Spanish bombs

E quando já estiverem completamente alucinados, a ver a dobrar e ouvindo em altos berros Spanish Bombs dos The Clash, poderão finalmente tornar-se governantes responsáveis.

por João Cerqueira

Um estudo sobre o ‘Consumo de Álcool, Tabaco, Drogas e outros Comportamentos Aditivos e Dependências de 2019 do Serviço de Intervenção nos Comportamento Aditivos e nas Dependências’ concluiu que «as abordagens preventivas sobre comportamentos aditivos a que foram sujeitos os alunos do ensino público, com idades entre os 13 e os 18 anos», tiveram um efeito contrário. Ou seja, fizeram-nos beber e consumir mais drogas. Em Portugal acontecem estas coisas. Quando o Estado pretende resolver um problema e, para tal, cria uma comissão de especialistas, peritos e pessoas bem-intencionadas, o problema tende a agravar-se.

As decisões dos órgãos estatais portugueses assemelham-se às do Comissário das Brigadas Internacionais durante a Guerra Civil de Espanha, André Marty, que, no romance Por Quem os Sinos Dobram, Hemingway retrata como um louco incompetente. Sem entender patavina de estratégia militar ou sequer ler cartas militares, punha o dedo num ponto de um mapa e decidia ser aquele o local que os Republicanos deveriam atacar. E os Nacionalistas somavam mais uma vitória.
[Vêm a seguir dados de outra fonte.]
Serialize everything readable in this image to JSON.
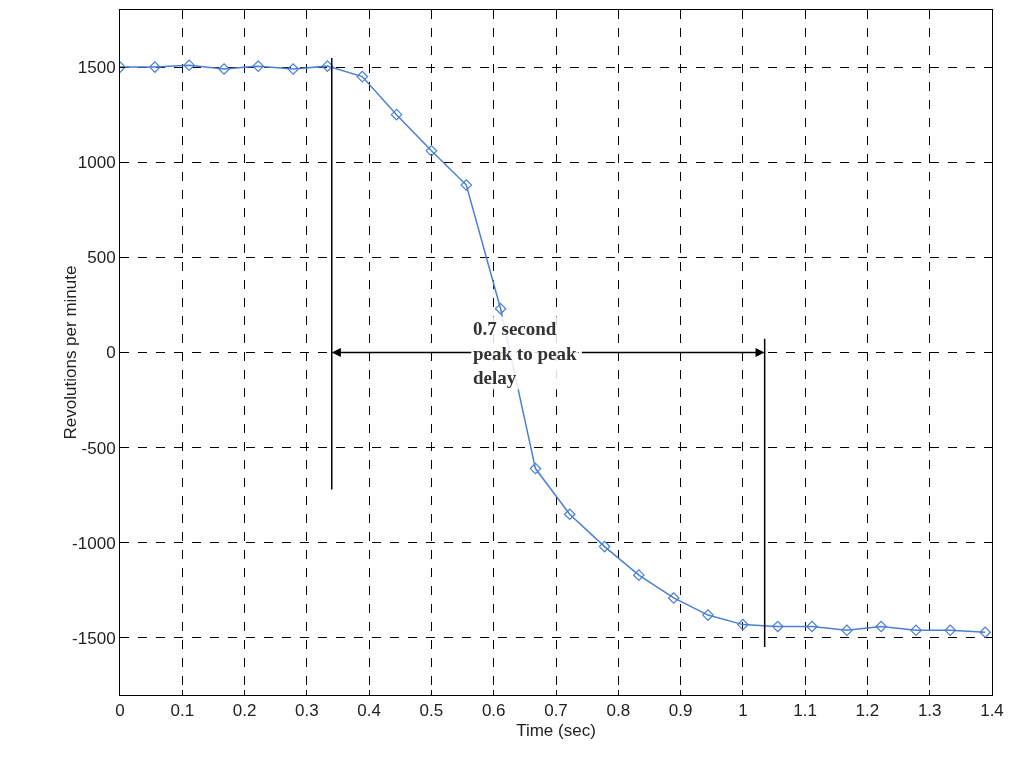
{
  "chart_data": {
    "type": "line",
    "xlabel": "Time (sec)",
    "ylabel": "Revolutions per minute",
    "x": [
      0,
      0.056,
      0.111,
      0.167,
      0.222,
      0.278,
      0.333,
      0.389,
      0.444,
      0.5,
      0.556,
      0.611,
      0.667,
      0.722,
      0.778,
      0.833,
      0.889,
      0.944,
      1.0,
      1.056,
      1.111,
      1.167,
      1.222,
      1.278,
      1.333,
      1.389
    ],
    "series": [
      {
        "color": "#4a7fd4",
        "values": [
          1500,
          1500,
          1510,
          1490,
          1505,
          1490,
          1505,
          1450,
          1250,
          1060,
          880,
          230,
          -610,
          -850,
          -1020,
          -1170,
          -1290,
          -1380,
          -1430,
          -1440,
          -1440,
          -1460,
          -1440,
          -1460,
          -1460,
          -1470
        ]
      }
    ],
    "xlim": [
      0,
      1.4
    ],
    "xticks": [
      0,
      0.1,
      0.2,
      0.3,
      0.4,
      0.5,
      0.6,
      0.7,
      0.8,
      0.9,
      1,
      1.1,
      1.2,
      1.3,
      1.4
    ],
    "ylim": [
      -1800,
      1800
    ],
    "yticks": [
      -1500,
      -1000,
      -500,
      0,
      500,
      1000,
      1500
    ],
    "grid": true,
    "marker": "diamond",
    "line_style": "solid",
    "ref_lines": [
      {
        "axis": "x",
        "value": 0.34,
        "color": "#000000"
      },
      {
        "axis": "x",
        "value": 1.035,
        "color": "#000000"
      }
    ],
    "annotations": [
      {
        "text": "0.7 second\npeak to peak\ndelay",
        "x": 0.34,
        "y": 0
      }
    ]
  }
}
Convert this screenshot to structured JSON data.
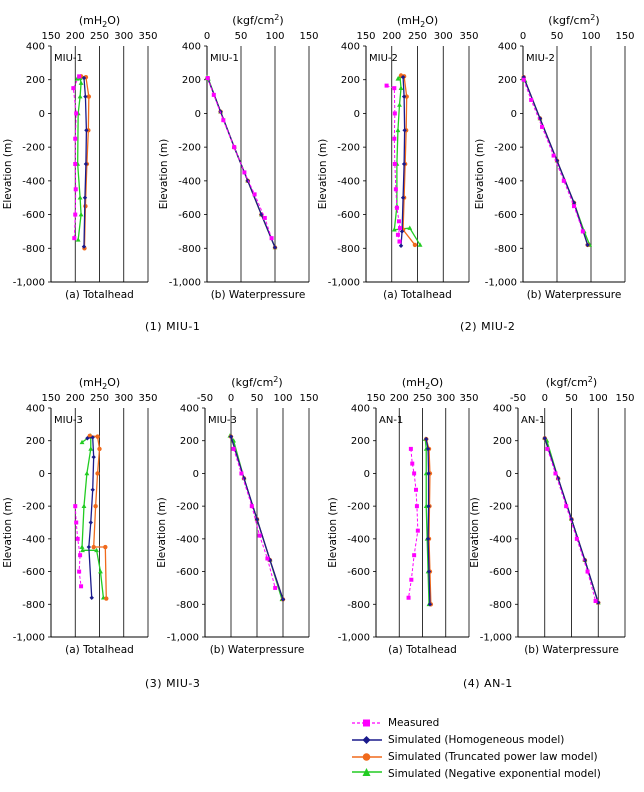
{
  "colors": {
    "measured": "#ff00ff",
    "homogeneous": "#1a1a8c",
    "truncated": "#f06a1c",
    "negexp": "#22cc22"
  },
  "captions": [
    "(1) MIU-1",
    "(2) MIU-2",
    "(3) MIU-3",
    "(4) AN-1"
  ],
  "legend": [
    {
      "key": "measured",
      "label": "Measured"
    },
    {
      "key": "homogeneous",
      "label": "Simulated (Homogeneous model)"
    },
    {
      "key": "truncated",
      "label": "Simulated (Truncated power law model)"
    },
    {
      "key": "negexp",
      "label": "Simulated (Negative exponential model)"
    }
  ],
  "chart_data": [
    {
      "type": "line",
      "panel": "MIU-1",
      "title": "(mH2O)",
      "xlabel": "(a) Totalhead",
      "ylabel": "Elevation (m)",
      "xlim": [
        150,
        350
      ],
      "xticks": [
        150,
        200,
        250,
        300,
        350
      ],
      "ylim": [
        -1000,
        400
      ],
      "yticks": [
        400,
        200,
        0,
        -200,
        -400,
        -600,
        -800,
        -1000
      ],
      "series": [
        {
          "key": "measured",
          "x": [
            208,
            196,
            202,
            200,
            200,
            201,
            200,
            198
          ],
          "y": [
            220,
            150,
            0,
            -150,
            -300,
            -450,
            -600,
            -740
          ]
        },
        {
          "key": "homogeneous",
          "x": [
            218,
            221,
            223,
            222,
            220,
            218
          ],
          "y": [
            210,
            100,
            -100,
            -300,
            -500,
            -790
          ]
        },
        {
          "key": "truncated",
          "x": [
            212,
            222,
            228,
            227,
            224,
            221,
            219
          ],
          "y": [
            220,
            215,
            100,
            -100,
            -300,
            -550,
            -800
          ]
        },
        {
          "key": "negexp",
          "x": [
            204,
            210,
            212,
            210,
            206,
            205,
            210,
            212,
            206
          ],
          "y": [
            205,
            210,
            180,
            100,
            0,
            -300,
            -500,
            -600,
            -750
          ]
        }
      ]
    },
    {
      "type": "line",
      "panel": "MIU-1",
      "title": "(kgf/cm2)",
      "xlabel": "(b) Waterpressure",
      "ylabel": "Elevation (m)",
      "xlim": [
        0,
        150
      ],
      "xticks": [
        0,
        50,
        100,
        150
      ],
      "ylim": [
        -1000,
        400
      ],
      "yticks": [
        400,
        200,
        0,
        -200,
        -400,
        -600,
        -800,
        -1000
      ],
      "series": [
        {
          "key": "measured",
          "x": [
            1,
            10,
            24,
            40,
            55,
            70,
            85,
            95
          ],
          "y": [
            210,
            110,
            -40,
            -200,
            -350,
            -480,
            -620,
            -740
          ]
        },
        {
          "key": "homogeneous",
          "x": [
            1,
            20,
            40,
            60,
            80,
            100
          ],
          "y": [
            210,
            10,
            -200,
            -400,
            -600,
            -795
          ]
        },
        {
          "key": "truncated",
          "x": [
            1,
            20,
            40,
            60,
            80,
            100
          ],
          "y": [
            210,
            10,
            -200,
            -400,
            -600,
            -795
          ]
        },
        {
          "key": "negexp",
          "x": [
            0,
            2,
            20,
            40,
            60,
            80,
            100
          ],
          "y": [
            215,
            205,
            10,
            -200,
            -400,
            -600,
            -795
          ]
        }
      ]
    },
    {
      "type": "line",
      "panel": "MIU-2",
      "title": "(mH2O)",
      "xlabel": "(a) Totalhead",
      "ylabel": "Elevation (m)",
      "xlim": [
        150,
        350
      ],
      "xticks": [
        150,
        200,
        250,
        300,
        350
      ],
      "ylim": [
        -1000,
        400
      ],
      "yticks": [
        400,
        200,
        0,
        -200,
        -400,
        -600,
        -800,
        -1000
      ],
      "series": [
        {
          "key": "measured",
          "x": [
            190,
            205,
            206,
            205,
            206,
            208,
            210,
            214,
            216,
            212,
            215
          ],
          "y": [
            165,
            150,
            0,
            -150,
            -300,
            -450,
            -560,
            -640,
            -680,
            -720,
            -760
          ]
        },
        {
          "key": "homogeneous",
          "x": [
            222,
            224,
            225,
            224,
            222,
            220,
            218
          ],
          "y": [
            215,
            100,
            -100,
            -300,
            -500,
            -700,
            -785
          ]
        },
        {
          "key": "truncated",
          "x": [
            218,
            224,
            229,
            228,
            226,
            224,
            222,
            245
          ],
          "y": [
            225,
            220,
            100,
            -100,
            -300,
            -500,
            -690,
            -780
          ]
        },
        {
          "key": "negexp",
          "x": [
            212,
            216,
            218,
            215,
            212,
            210,
            210,
            205,
            235,
            255
          ],
          "y": [
            205,
            220,
            150,
            50,
            -100,
            -300,
            -550,
            -690,
            -680,
            -780
          ]
        }
      ]
    },
    {
      "type": "line",
      "panel": "MIU-2",
      "title": "(kgf/cm2)",
      "xlabel": "(b) Waterpressure",
      "ylabel": "Elevation (m)",
      "xlim": [
        0,
        150
      ],
      "xticks": [
        0,
        50,
        100,
        150
      ],
      "ylim": [
        -1000,
        400
      ],
      "yticks": [
        400,
        200,
        0,
        -200,
        -400,
        -600,
        -800,
        -1000
      ],
      "series": [
        {
          "key": "measured",
          "x": [
            1,
            12,
            28,
            45,
            60,
            75,
            88
          ],
          "y": [
            200,
            80,
            -80,
            -250,
            -400,
            -550,
            -700
          ]
        },
        {
          "key": "homogeneous",
          "x": [
            1,
            25,
            50,
            75,
            95
          ],
          "y": [
            215,
            -30,
            -280,
            -530,
            -780
          ]
        },
        {
          "key": "truncated",
          "x": [
            1,
            25,
            50,
            75,
            95
          ],
          "y": [
            215,
            -30,
            -280,
            -530,
            -780
          ]
        },
        {
          "key": "negexp",
          "x": [
            0,
            3,
            25,
            50,
            75,
            90,
            98
          ],
          "y": [
            210,
            195,
            -30,
            -280,
            -530,
            -700,
            -780
          ]
        }
      ]
    },
    {
      "type": "line",
      "panel": "MIU-3",
      "title": "(mH2O)",
      "xlabel": "(a) Totalhead",
      "ylabel": "Elevation (m)",
      "xlim": [
        150,
        350
      ],
      "xticks": [
        150,
        200,
        250,
        300,
        350
      ],
      "ylim": [
        -1000,
        400
      ],
      "yticks": [
        400,
        200,
        0,
        -200,
        -400,
        -600,
        -800,
        -1000
      ],
      "series": [
        {
          "key": "measured",
          "x": [
            200,
            202,
            205,
            210,
            208,
            212
          ],
          "y": [
            -200,
            -300,
            -400,
            -500,
            -600,
            -690
          ]
        },
        {
          "key": "homogeneous",
          "x": [
            225,
            236,
            238,
            236,
            232,
            228,
            234
          ],
          "y": [
            215,
            220,
            100,
            -100,
            -300,
            -450,
            -760
          ]
        },
        {
          "key": "truncated",
          "x": [
            230,
            246,
            250,
            246,
            242,
            238,
            262,
            264
          ],
          "y": [
            230,
            225,
            150,
            0,
            -200,
            -450,
            -450,
            -765
          ]
        },
        {
          "key": "negexp",
          "x": [
            214,
            232,
            232,
            224,
            218,
            214,
            215,
            244,
            252,
            258
          ],
          "y": [
            190,
            230,
            150,
            0,
            -200,
            -450,
            -470,
            -470,
            -600,
            -760
          ]
        }
      ]
    },
    {
      "type": "line",
      "panel": "MIU-3",
      "title": "(kgf/cm2)",
      "xlabel": "(b) Waterpressure",
      "ylabel": "Elevation (m)",
      "xlim": [
        -50,
        150
      ],
      "xticks": [
        -50,
        0,
        50,
        100,
        150
      ],
      "ylim": [
        -1000,
        400
      ],
      "yticks": [
        400,
        200,
        0,
        -200,
        -400,
        -600,
        -800,
        -1000
      ],
      "series": [
        {
          "key": "measured",
          "x": [
            5,
            20,
            40,
            55,
            70,
            85
          ],
          "y": [
            150,
            0,
            -200,
            -380,
            -520,
            -700
          ]
        },
        {
          "key": "homogeneous",
          "x": [
            0,
            25,
            50,
            75,
            100
          ],
          "y": [
            225,
            -30,
            -280,
            -530,
            -770
          ]
        },
        {
          "key": "truncated",
          "x": [
            0,
            25,
            50,
            75,
            100
          ],
          "y": [
            225,
            -30,
            -280,
            -530,
            -770
          ]
        },
        {
          "key": "negexp",
          "x": [
            -2,
            5,
            25,
            50,
            75,
            98
          ],
          "y": [
            230,
            200,
            -30,
            -280,
            -530,
            -770
          ]
        }
      ]
    },
    {
      "type": "line",
      "panel": "AN-1",
      "title": "(mH2O)",
      "xlabel": "(a) Totalhead",
      "ylabel": "Elevation (m)",
      "xlim": [
        150,
        350
      ],
      "xticks": [
        150,
        200,
        250,
        300,
        350
      ],
      "ylim": [
        -1000,
        400
      ],
      "yticks": [
        400,
        200,
        0,
        -200,
        -400,
        -600,
        -800,
        -1000
      ],
      "series": [
        {
          "key": "measured",
          "x": [
            225,
            228,
            232,
            236,
            238,
            240,
            232,
            226,
            220
          ],
          "y": [
            150,
            60,
            0,
            -100,
            -200,
            -350,
            -500,
            -650,
            -760
          ]
        },
        {
          "key": "homogeneous",
          "x": [
            258,
            262,
            263,
            263,
            262,
            264,
            266
          ],
          "y": [
            210,
            150,
            0,
            -200,
            -400,
            -600,
            -800
          ]
        },
        {
          "key": "truncated",
          "x": [
            258,
            264,
            266,
            265,
            264,
            266,
            268
          ],
          "y": [
            210,
            150,
            0,
            -200,
            -400,
            -600,
            -800
          ]
        },
        {
          "key": "negexp",
          "x": [
            256,
            258,
            258,
            258,
            260,
            262,
            264
          ],
          "y": [
            210,
            150,
            0,
            -200,
            -400,
            -600,
            -800
          ]
        }
      ]
    },
    {
      "type": "line",
      "panel": "AN-1",
      "title": "(kgf/cm2)",
      "xlabel": "(b) Waterpressure",
      "ylabel": "Elevation (m)",
      "xlim": [
        -50,
        150
      ],
      "xticks": [
        -50,
        0,
        50,
        100,
        150
      ],
      "ylim": [
        -1000,
        400
      ],
      "yticks": [
        400,
        200,
        0,
        -200,
        -400,
        -600,
        -800,
        -1000
      ],
      "series": [
        {
          "key": "measured",
          "x": [
            5,
            20,
            40,
            60,
            80,
            95
          ],
          "y": [
            150,
            0,
            -200,
            -400,
            -600,
            -780
          ]
        },
        {
          "key": "homogeneous",
          "x": [
            0,
            25,
            50,
            75,
            100
          ],
          "y": [
            215,
            -30,
            -280,
            -530,
            -790
          ]
        },
        {
          "key": "truncated",
          "x": [
            0,
            25,
            50,
            75,
            100
          ],
          "y": [
            215,
            -30,
            -280,
            -530,
            -790
          ]
        },
        {
          "key": "negexp",
          "x": [
            0,
            4,
            25,
            50,
            75,
            100
          ],
          "y": [
            215,
            200,
            -30,
            -280,
            -530,
            -790
          ]
        }
      ]
    }
  ]
}
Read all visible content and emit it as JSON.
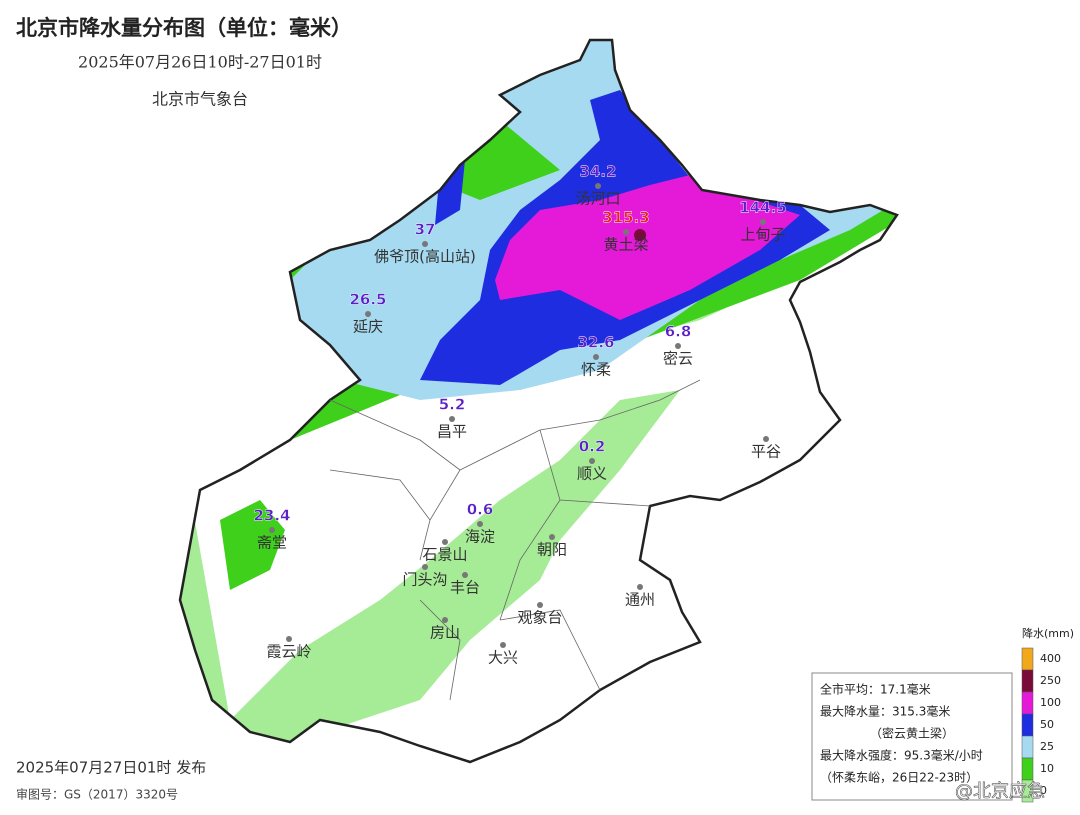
{
  "header": {
    "title": "北京市降水量分布图（单位：毫米）",
    "subtitle": "2025年07月26日10时-27日01时",
    "agency": "北京市气象台"
  },
  "stations": [
    {
      "value": 34.2,
      "name": "汤河口",
      "color": "#5a1fc8"
    },
    {
      "value": 315.3,
      "name": "黄土梁",
      "color": "#e8202a"
    },
    {
      "value": 144.5,
      "name": "上甸子",
      "color": "#5a1fc8"
    },
    {
      "value": 37,
      "name": "佛爷顶(高山站)",
      "color": "#5a1fc8"
    },
    {
      "value": 26.5,
      "name": "延庆",
      "color": "#5a1fc8"
    },
    {
      "value": 32.6,
      "name": "怀柔",
      "color": "#5a1fc8"
    },
    {
      "value": 6.8,
      "name": "密云",
      "color": "#5a1fc8"
    },
    {
      "value": 5.2,
      "name": "昌平",
      "color": "#5a1fc8"
    },
    {
      "value": 0.2,
      "name": "顺义",
      "color": "#5a1fc8"
    },
    {
      "value": 0.6,
      "name": "海淀",
      "color": "#5a1fc8"
    },
    {
      "value": 23.4,
      "name": "斋堂",
      "color": "#5a1fc8"
    }
  ],
  "places": [
    "平谷",
    "朝阳",
    "石景山",
    "门头沟",
    "丰台",
    "通州",
    "观象台",
    "房山",
    "大兴",
    "霞云岭"
  ],
  "legend": {
    "title": "降水(mm)",
    "levels": [
      {
        "value": 400,
        "color": "#f2a81d"
      },
      {
        "value": 250,
        "color": "#7a0a3a"
      },
      {
        "value": 100,
        "color": "#e41ad8"
      },
      {
        "value": 50,
        "color": "#1f2de0"
      },
      {
        "value": 25,
        "color": "#a6daf0"
      },
      {
        "value": 10,
        "color": "#3fd01c"
      },
      {
        "value": 0,
        "color": "#a6eb96"
      }
    ]
  },
  "info": [
    "全市平均：17.1毫米",
    "最大降水量：315.3毫米",
    "（密云黄土梁）",
    "最大降水强度：95.3毫米/小时",
    "（怀柔东峪，26日22-23时）"
  ],
  "footer": {
    "release": "2025年07月27日01时 发布",
    "approval": "审图号：GS（2017）3320号"
  },
  "watermark": "@北京应急"
}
Nos últimos anos, o Governo não para de anunciar medidas para combater a crise, medidas para melhorar a vida dos portugueses, medidas para resolver o problema do imobiliário, medidas para combater a desertificação, medidas para impedir a fuga de jovens qualificados, medidas para democratizar os urinóis, medidas para acabar com os fumadores, os gulosos e os viciosos, medidas para tudo e mais alguma coisa. Depois, apesar dos sucessivos anúncios de crescimentos acima da média, reduções de défices e outros feitos financeiros nunca antes vistos, Portugal é ultrapassado por outros países e os portugueses continuam a empobrecer.

Logo, torna-se claro que o Governo esteve a proceder como os responsáveis das escolas públicas com as suas abordagens preventivas sobre comportamentos aditivos, ou como o comissário Marty. Em vez de resolver os problemas, agrava-os. A metodologia usada, não só está errada, como ainda é exatamente a oposta à que deveria ser utilizada. Estas são as más notícias. As boas notícias são que não estamos na Guerra Civil de Espanha, e basta fazer tudo ao contrário. Assim, quando os membros do Governo e os seus gabinetes se reunirem para tentarem uma vez mais salvar o país e trazer felicidade aos portugueses, não devem pensar naquilo que julgam ser as melhores soluções para resolver os problemas, mas, sim, nas piores medidas possíveis para dar cabo disto tudo. Como bruxas cozinhando desgraças num caldeirão, vão lançando todos os ingredientes maléficos de que se lembrarem até a poção destrutiva estar completa.

«Como é que vamos dar cabo da Economia? Como vamos destruir o Sistema Nacional de Saúde? Como vamos arruinar a Educação? Como vamos sabotar a Justiça? Como vamos afugentar os licenciados? E o que fazer para acabar de vez com a Cultura?».

Como se tem visto na Comissão de Inquérito à TAP, o Governo dispõe de pessoas extremamente talentosas e com uma imaginação prodigiosa. Com os seus comissários Marty, não lhes será difícil desencadear um brainstorming destinado a riscar Portugal do mapa. Para melhor se inspirarem, poderão até imitar os alunos sujeitos a ações preventivas contra o vício levando garrafas de vinho e charros para os seus gabinetes. E então, quando já estiverem completamente alucinados, a ver a dobrar e ouvindo em altos berros Spanish Bombs dos The Clash, poderão finalmente tornar-se governantes responsáveis que souberam encontrar as melhores soluções para o desenvolvimento do país.